„Die Luftangriffe der Nato sind nur Nadelstiche“

■ Der Politikwissenschaftler Matthias Dembinski, bei der Hessischen Stiftung für Friedens- und Konfliktforschung zuständig für die Nato, befürwortet den Einsatz von Bodentruppen im Kosovo

taz: Mehrere Nato-Staaten haben inzwischen ihre Elitetruppen in den Nachbarländern des Kosovo stationiert, die USA haben „Apache“-Kampfhubschrauber nach Albanien verlegt. Bereitet die Nato etwa schleichend den Einsatz von Bodentruppen im Kosovo vor?

Matthias Dembinski: Ja, das ist in der Tat ein schleichender Prozeß. In dem Maße, in dem die tief fliegenden „Apaches“ zum Einsatz kommen und möglicherweise abgeschossen werden, erhöht sich der Druck, Bodentruppen einzusetzen. Die Nato bereitet langsam die entsprechende Infrastruktur dafür vor.

Warum reichen Luftangriffe nicht aus, um Milošević zum Einlenken zu bringen?

Mit Luftangriffen alleine läßt sich ein Land, das an einer bestimmten politischen Linie festhält, nicht bezwingen.

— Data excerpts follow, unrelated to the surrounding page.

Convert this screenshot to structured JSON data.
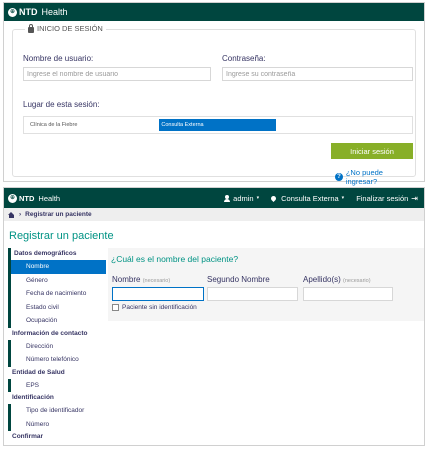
{
  "login": {
    "brand": {
      "mark": "⊕",
      "name": "NTD",
      "sub": "Health"
    },
    "legend": "INICIO DE SESIÓN",
    "username": {
      "label": "Nombre de usuario:",
      "placeholder": "Ingrese el nombre de usuario"
    },
    "password": {
      "label": "Contraseña:",
      "placeholder": "Ingrese su contraseña"
    },
    "location_label": "Lugar de esta sesión:",
    "locations": [
      "Clínica de la Fiebre",
      "Consulta Externa"
    ],
    "selected_location": "Consulta Externa",
    "submit_label": "Iniciar sesión",
    "forgot_label": "¿No puede ingresar?",
    "colors": {
      "header": "#00463f",
      "button": "#88af28",
      "link": "#0072c6"
    }
  },
  "app": {
    "brand": {
      "mark": "⊕",
      "name": "NTD",
      "sub": "Health"
    },
    "user": "admin",
    "location": "Consulta Externa",
    "logout_label": "Finalizar sesión",
    "breadcrumb": "Registrar un paciente",
    "title": "Registrar un paciente",
    "sidebar": {
      "sections": [
        {
          "title": "Datos demográficos",
          "items": [
            "Nombre",
            "Género",
            "Fecha de nacimiento",
            "Estado civil",
            "Ocupación"
          ]
        },
        {
          "title": "Información de contacto",
          "items": [
            "Dirección",
            "Número telefónico"
          ]
        },
        {
          "title": "Entidad de Salud",
          "items": [
            "EPS"
          ]
        },
        {
          "title": "Identificación",
          "items": [
            "Tipo de identificador",
            "Número"
          ]
        },
        {
          "title": "Confirmar",
          "items": []
        }
      ],
      "active": "Nombre"
    },
    "form": {
      "question": "¿Cuál es el nombre del paciente?",
      "first_name_label": "Nombre",
      "required_hint": "(necesario)",
      "middle_name_label": "Segundo Nombre",
      "last_name_label": "Apellido(s)",
      "unidentified_label": "Paciente sin identificación"
    }
  }
}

Das war schon die Erfahrung im Zweiten Weltkrieg und im Vietnamkrieg und ist auch die Erfahrung, die die USA gegenwärtig im Irak machen. Denn die militärische Handlungsfähigkeit eines Landes läßt sich durch Luftangriffe nicht zerstören. Luftangriffe sind nur Nadelstiche. Mit Bodentruppen dagegen kann man die gegnerischen Truppen vor Ort vertreiben oder umbringen, das Land befreien und es besetzen.

Sind denn Bodentruppen jetzt die einzige Lösung, um den Kosovo-Konflikt zu beenden?

Der Beschluß der Nato, den Krieg anzufangen war meines Erachtens ein katastrophaler Fehler. Aber wenn das Bündnis die Verantwortung übernimmt, dann richtig. Deshalb bleibt der Nato jetzt nichts anderes mehr übrig, als Bodentruppen einzusetzen – unter deutscher Beteiligung.

Setzt der Einsatz von Bodentruppen eigentlich eine offizielle Kriegserklärung der Nato voraus, die es bislang nicht gibt?

Formal gesehen bedarf auch der Einsatz von Luftstreitkräften eines Mandates, einer Berechtigung. Die Nato kann sich inzwischen aber auf die Begründung berufen: Hier findet ein Genozid statt. Das war vor zwei Wochen noch nicht der Fall. Als Alternative könnte die Nato aber auch eine Exilregierung von Kosovo-Albanern anerkennen, die dann die Nato um Beistand bittet.

Muß der Bundestag für den Einsatz von Bodentruppen einen neuen Beschluß fassen?

Selbstverständlich. Denn der Beschluß vom Oktober bezog sich nur auf Luftangriffe.

Wie viele Soldaten braucht die Nato für eine Bodenoffensive?

Nach eigenen Angaben mindestens 200.000 Mann. Das erscheint mir allerdings sehr hoch gegriffen. Aber es müssen in jedem Fall wesentlich mehr Soldaten sein, als zur Zeit da sind. Vermutlich wird es schneller gehen, sie in der Region zu stationieren, als beim Golfkrieg. Damals brauchten die USA und ihre Verbündeten ein halbes Jahr, um 500.000 Mann ins Mittelmeer zu bringen.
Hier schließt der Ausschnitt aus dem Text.